Témoin de l'arrivée d'une importante communauté juive au XVIe siècle à Bayonne (Pyrénées-Atlantiques), présence qui a notamment fait de la cité basque une place forte du commerce et la capitale française du chocolat, le cimetière s'étend sur plus de deux hectares et compte près de 3.000 tombes datées du XVIIe au XIXe siècle.

"Chassés d'Espagne puis du Portugal, les juifs séfarades ont été accueillis à Bayonne autour de 1525. C'était une implantation d'abord discrète, en tant que +nouveaux chrétiens+", rappelle Olivier Hottois, conseiller scientifique du Musée juif de Bruxelles, impliqué dans le chantier. "Les juifs étaient ainsi d'abord inhumés dans le cimetière catholique mais au cours du XVIIe siècle, grâce aux bonnes relations entretenues par les communautés, l'évêque de Bayonne a vendu un terrain pour y implanter ce cimetière", indique Philippe Pierret, conservateur du Musée juif de Bruxelles et à l'origine des travaux de restauration en 2010. Depuis plus de 400 ans, cimetières catholique et juif se font ainsi face sur les hauteurs de Bayonne.

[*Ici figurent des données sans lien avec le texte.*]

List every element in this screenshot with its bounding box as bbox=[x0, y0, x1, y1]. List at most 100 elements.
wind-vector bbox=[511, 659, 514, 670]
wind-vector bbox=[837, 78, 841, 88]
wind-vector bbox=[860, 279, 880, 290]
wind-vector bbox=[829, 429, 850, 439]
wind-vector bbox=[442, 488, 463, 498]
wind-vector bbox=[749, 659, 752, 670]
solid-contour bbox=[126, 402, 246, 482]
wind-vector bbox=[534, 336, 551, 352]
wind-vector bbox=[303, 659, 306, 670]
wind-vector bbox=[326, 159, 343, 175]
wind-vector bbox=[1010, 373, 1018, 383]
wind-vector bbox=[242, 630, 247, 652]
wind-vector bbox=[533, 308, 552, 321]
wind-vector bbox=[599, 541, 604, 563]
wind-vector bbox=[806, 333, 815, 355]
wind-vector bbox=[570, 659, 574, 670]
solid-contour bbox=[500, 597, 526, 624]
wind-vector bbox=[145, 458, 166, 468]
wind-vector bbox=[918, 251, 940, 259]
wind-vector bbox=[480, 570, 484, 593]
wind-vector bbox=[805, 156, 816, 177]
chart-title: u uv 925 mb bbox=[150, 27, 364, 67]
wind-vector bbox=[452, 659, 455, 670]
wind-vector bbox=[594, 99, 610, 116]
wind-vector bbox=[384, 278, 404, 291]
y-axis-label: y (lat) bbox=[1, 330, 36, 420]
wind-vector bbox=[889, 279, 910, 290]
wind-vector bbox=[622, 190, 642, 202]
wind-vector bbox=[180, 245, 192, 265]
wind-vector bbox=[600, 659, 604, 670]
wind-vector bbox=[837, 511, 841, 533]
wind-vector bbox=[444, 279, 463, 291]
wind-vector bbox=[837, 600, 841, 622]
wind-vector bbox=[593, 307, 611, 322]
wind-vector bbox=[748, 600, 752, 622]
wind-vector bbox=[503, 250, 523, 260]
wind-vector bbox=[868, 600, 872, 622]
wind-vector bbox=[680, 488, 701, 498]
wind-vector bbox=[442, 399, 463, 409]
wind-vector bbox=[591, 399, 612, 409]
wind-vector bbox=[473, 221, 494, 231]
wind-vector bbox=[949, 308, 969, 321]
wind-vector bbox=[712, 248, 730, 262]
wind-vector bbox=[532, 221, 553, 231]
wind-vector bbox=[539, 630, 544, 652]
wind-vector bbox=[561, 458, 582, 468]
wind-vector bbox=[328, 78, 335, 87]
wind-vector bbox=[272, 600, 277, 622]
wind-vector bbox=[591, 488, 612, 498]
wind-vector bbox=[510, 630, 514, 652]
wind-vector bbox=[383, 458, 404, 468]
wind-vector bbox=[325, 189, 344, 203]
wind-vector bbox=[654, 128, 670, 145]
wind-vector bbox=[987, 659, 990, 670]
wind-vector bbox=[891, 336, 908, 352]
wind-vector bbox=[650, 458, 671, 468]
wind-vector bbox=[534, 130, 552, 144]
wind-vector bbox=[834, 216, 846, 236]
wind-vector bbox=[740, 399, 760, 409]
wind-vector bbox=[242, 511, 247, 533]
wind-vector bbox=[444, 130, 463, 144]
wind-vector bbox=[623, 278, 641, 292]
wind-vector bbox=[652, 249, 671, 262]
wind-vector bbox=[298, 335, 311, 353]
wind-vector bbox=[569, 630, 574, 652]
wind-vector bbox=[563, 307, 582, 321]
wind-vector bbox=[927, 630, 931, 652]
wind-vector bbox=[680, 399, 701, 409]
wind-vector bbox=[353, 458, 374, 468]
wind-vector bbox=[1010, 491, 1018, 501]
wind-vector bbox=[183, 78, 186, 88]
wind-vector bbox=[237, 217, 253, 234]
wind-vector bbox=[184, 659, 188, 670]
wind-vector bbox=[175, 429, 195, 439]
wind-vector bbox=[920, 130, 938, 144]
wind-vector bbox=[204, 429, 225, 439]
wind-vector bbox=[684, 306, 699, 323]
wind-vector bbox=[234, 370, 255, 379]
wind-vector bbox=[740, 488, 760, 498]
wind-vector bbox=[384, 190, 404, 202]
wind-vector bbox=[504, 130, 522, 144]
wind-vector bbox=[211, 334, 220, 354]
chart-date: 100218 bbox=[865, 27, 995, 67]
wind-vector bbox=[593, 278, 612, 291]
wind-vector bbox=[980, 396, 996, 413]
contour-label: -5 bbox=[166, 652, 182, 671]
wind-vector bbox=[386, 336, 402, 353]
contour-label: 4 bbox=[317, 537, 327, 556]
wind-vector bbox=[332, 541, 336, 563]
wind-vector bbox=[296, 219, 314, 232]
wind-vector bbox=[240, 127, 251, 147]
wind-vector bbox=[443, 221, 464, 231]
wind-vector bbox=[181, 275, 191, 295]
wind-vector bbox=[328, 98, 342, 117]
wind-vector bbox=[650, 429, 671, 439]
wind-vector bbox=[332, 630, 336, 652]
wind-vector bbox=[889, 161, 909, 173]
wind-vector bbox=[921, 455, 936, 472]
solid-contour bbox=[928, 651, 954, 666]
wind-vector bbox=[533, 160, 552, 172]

- 'Rien que des tas de terre et des arbres' -

Longtemps restée à l'abandon, la partie ancienne du cimetière juif est ainsi dévoilée au fil des chantiers, chaque été depuis cinq ans. "Il n'y avait là rien que des tas de terre et des arbres", se rappelle Philippe Pierret, montrant les centaines de pierres tombales extraites du sol et soigneusement nettoyées. "Il n'y avait jamais eu de travail d'inventaire à partir des épitaphes", explique le conservateur, témoignant d'un travail acharné.

Pour Olivier Hottois, cet inventaire permettra aux familles de localiser des sépultures de proches. Philippe Pierret insiste aussi sur la dimension historiographique: "C'est un patrimoine unique. Esthétiquement ce n'est certes pas le cimetière séfarade d'Amsterdam, mais la base de données sera un outil d'interprétation exceptionnel pour mesurer, par exemple, l'évolution économique et intellectuelle des juifs venus d'Espagne". Le conservateur a notamment recensé "une cinquantaine de pierres remarquables au niveau des symboles".

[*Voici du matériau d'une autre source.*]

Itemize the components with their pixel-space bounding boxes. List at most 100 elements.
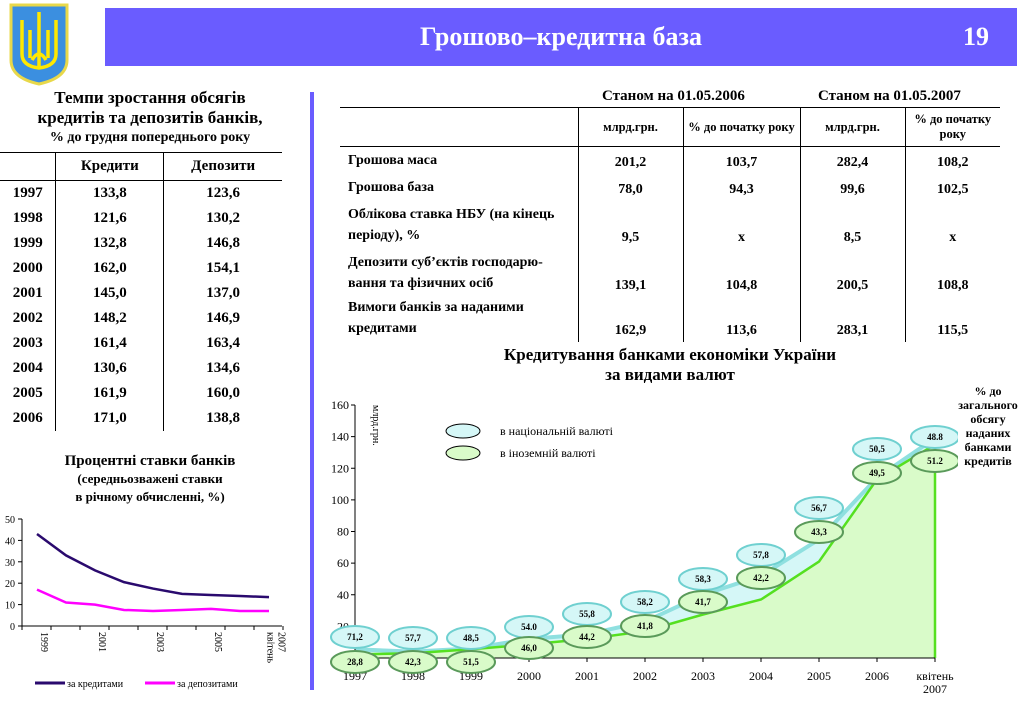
national-share-label: 48,5 [463,633,479,643]
row-label: Вимоги банків за наданими кредитами [348,299,524,336]
year-cell: 2001 [12,285,43,301]
coat-of-arms-icon [8,2,70,91]
table-cell: 162,0 [55,256,164,281]
table-cell: 9,5 [577,200,683,249]
credit-chart-title-line1: Кредитування банками економіки України [503,345,837,364]
national-share-label: 50,5 [869,444,885,454]
table-row: 2006 171,0 138,8 [0,406,282,431]
year-cell: 2005 [12,385,43,401]
national-share-bubble [910,425,958,449]
y-axis-label: млрд.грн. [370,405,381,446]
x-tick-label: 2006 [865,669,889,683]
series-line-1 [36,588,269,613]
vertical-divider [310,92,314,690]
year-cell: 2004 [12,360,43,376]
growth-rates-table: Кредити Депозити 1997 133,8 123,6 1998 121,6 1… [0,152,282,431]
table-cell: 282,4 [799,146,905,174]
foreign-share-label: 28,8 [347,657,363,667]
y-tick-label: 0 [10,622,15,633]
legend-label: в національній валюті [500,424,614,438]
table-cell: 161,4 [55,331,164,356]
year-cell: 2000 [12,260,43,276]
table-cell: 130,6 [55,356,164,381]
legend-label: в іноземній валюті [500,446,596,460]
national-share-bubble [852,437,902,461]
table-cell: 154,1 [163,256,282,281]
national-share-label: 48.8 [927,432,943,442]
table-cell: 94,3 [682,173,800,201]
table-row: 2001 145,0 137,0 [0,281,282,306]
foreign-share-bubble [562,625,612,649]
foreign-share-label: 51.2 [927,456,943,466]
table-cell: 145,0 [55,281,164,306]
foreign-share-label: 44,2 [579,632,595,642]
column-header: Депозити [163,152,282,181]
year-cell: 2002 [12,310,43,326]
x-tick-label: квітень [916,669,954,683]
table-cell: x [904,200,1000,249]
column-header: млрд.грн. [577,107,683,147]
title-banner: Грошово–кредитна база 19 [105,8,1017,66]
national-share-label: 57,8 [753,550,769,560]
year-cell: 2006 [12,410,43,426]
row-label: Грошова маса [348,152,438,168]
x-tick-label: 2003 [691,669,715,683]
column-header [340,107,578,147]
table-row: 1998 121,6 130,2 [0,206,282,231]
column-header [0,152,56,181]
x-tick-label: 2004 [749,669,773,683]
foreign-share-bubble [736,566,786,590]
foreign-share-label: 42,2 [753,573,769,583]
rates-chart-subtitle2: в річному обчисленні, %) [75,489,225,504]
x-tick-label: 2007 [923,682,947,696]
page-title: Грошово–кредитна база [419,22,702,51]
row-label: Облікова ставка НБУ (на кінець періоду),… [348,206,555,243]
table-cell: 161,9 [55,381,164,406]
table-cell: 8,5 [799,200,905,249]
table-cell: 130,2 [163,206,282,231]
table-cell: 133,8 [55,180,164,206]
year-cell: 1997 [12,185,43,201]
y-tick-label: 50 [5,515,15,526]
table-row: Депозити суб’єктів господарю-вання та фі… [340,248,1000,297]
y-tick-label: 80 [337,525,349,539]
table-cell: x [682,200,800,249]
table-cell: 102,5 [904,173,1000,201]
group-header-2006: Станом на 01.05.2006 [602,88,745,104]
x-tick-label: квітень [265,632,276,664]
table-cell: 139,1 [577,248,683,297]
x-tick-label: 2000 [517,669,541,683]
table-cell: 148,2 [55,306,164,331]
table-cell: 201,2 [577,146,683,174]
table-row: 2003 161,4 163,4 [0,331,282,356]
column-header: % до початку року [904,107,1000,147]
column-header: Кредити [55,152,164,181]
table-row: 2000 162,0 154,1 [0,256,282,281]
table-cell: 283,1 [799,296,905,342]
foreign-share-label: 42,3 [405,657,421,667]
x-tick-label: 2005 [807,669,831,683]
x-tick-label: 1999 [38,632,49,652]
legend-label: за депозитами [177,679,238,690]
right-table-groups: Станом на 01.05.2006 Станом на 01.05.200… [340,88,1000,106]
table-cell: 137,0 [163,281,282,306]
foreign-share-bubble [910,449,958,473]
left-table-title: Темпи зростання обсягів кредитів та депо… [0,88,300,148]
x-tick-label: 2003 [154,632,165,652]
left-table-title-line2: кредитів та депозитів банків, [37,108,263,127]
credit-chart-title: Кредитування банками економіки України з… [340,345,1000,385]
series-line-0 [36,532,270,599]
x-tick-label: 2002 [633,669,657,683]
legend-swatch [445,423,481,439]
table-cell: 146,8 [163,231,282,256]
national-share-bubble [330,625,380,649]
national-share-label: 54.0 [521,622,537,632]
table-cell: 108,8 [904,248,1000,297]
table-cell: 115,5 [904,296,1000,342]
row-label: Депозити суб’єктів господарю-вання та фі… [348,254,543,291]
share-note: % до загального обсягу наданих банками к… [958,384,1018,468]
left-table-subtitle: % до грудня попереднього року [49,130,251,145]
foreign-share-label: 41,8 [637,621,653,631]
national-share-bubble [388,626,438,650]
y-tick-label: 140 [331,430,349,444]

A l'origine du chantier, les deux chercheurs, soutenus par la Direction régionale de l'action culturelle (Drac) d' Aquitaine, la mairie de Bayonne et l'Association cultuelle israélite de Bayonne-Biarritz, s'appuient aussi sur un réseau de jeunes bénévoles européens, notamment issus de l'Aktion Sühnezeichen Friedensdienste (ASF), association allemande créée après la Seconde guerre mondiale pour éveiller le peuple allemand à sa responsabilité dans la barbarie nazie. Si l'AFS a dû arrêter son soutien financier cette année, Maria Sofie Pitzer et Florian Henz, membres de l'association, participent au chantier.

Pour Florian Henz, 30 ans, étudiant en histoire engagé depuis une décennie dans les travaux de restauration, la société allemande "doit s'engager dans ce type de démarche parce qu'elle doit assumer sa responsabilité dans ce qui s'est passé sous le nazisme". Maria Sofie Pitzer, 18 ans et fille de deux pasteurs, s'est elle mobilisée "pour que cela ne se reproduise plus".

Une motivation décuplée plus d'un an après l'attentat, le 24 mai 2014, au Musée juif de Bruxelles, lieu de travail de Philippe Pierret et Olivier Hottois, où Maria Sofie Pitzer était aussi bénévole.

Sur les 3.000 sépultures recensées à Bayonne, près de 2.600 ont déjà été extraites de terre depuis 2010. "La fin du chantier approche, certainement en 2016", souffle Philippe Pierret. Mais, le site ne sera toujours pas accessible au public concède, frustré, le conservateur: "Nous, bénévoles, avons fait beaucoup pour inventorier le site. Il faut désormais que les pouvoirs publics s'impliquent davantage pour finir de restaurer le site".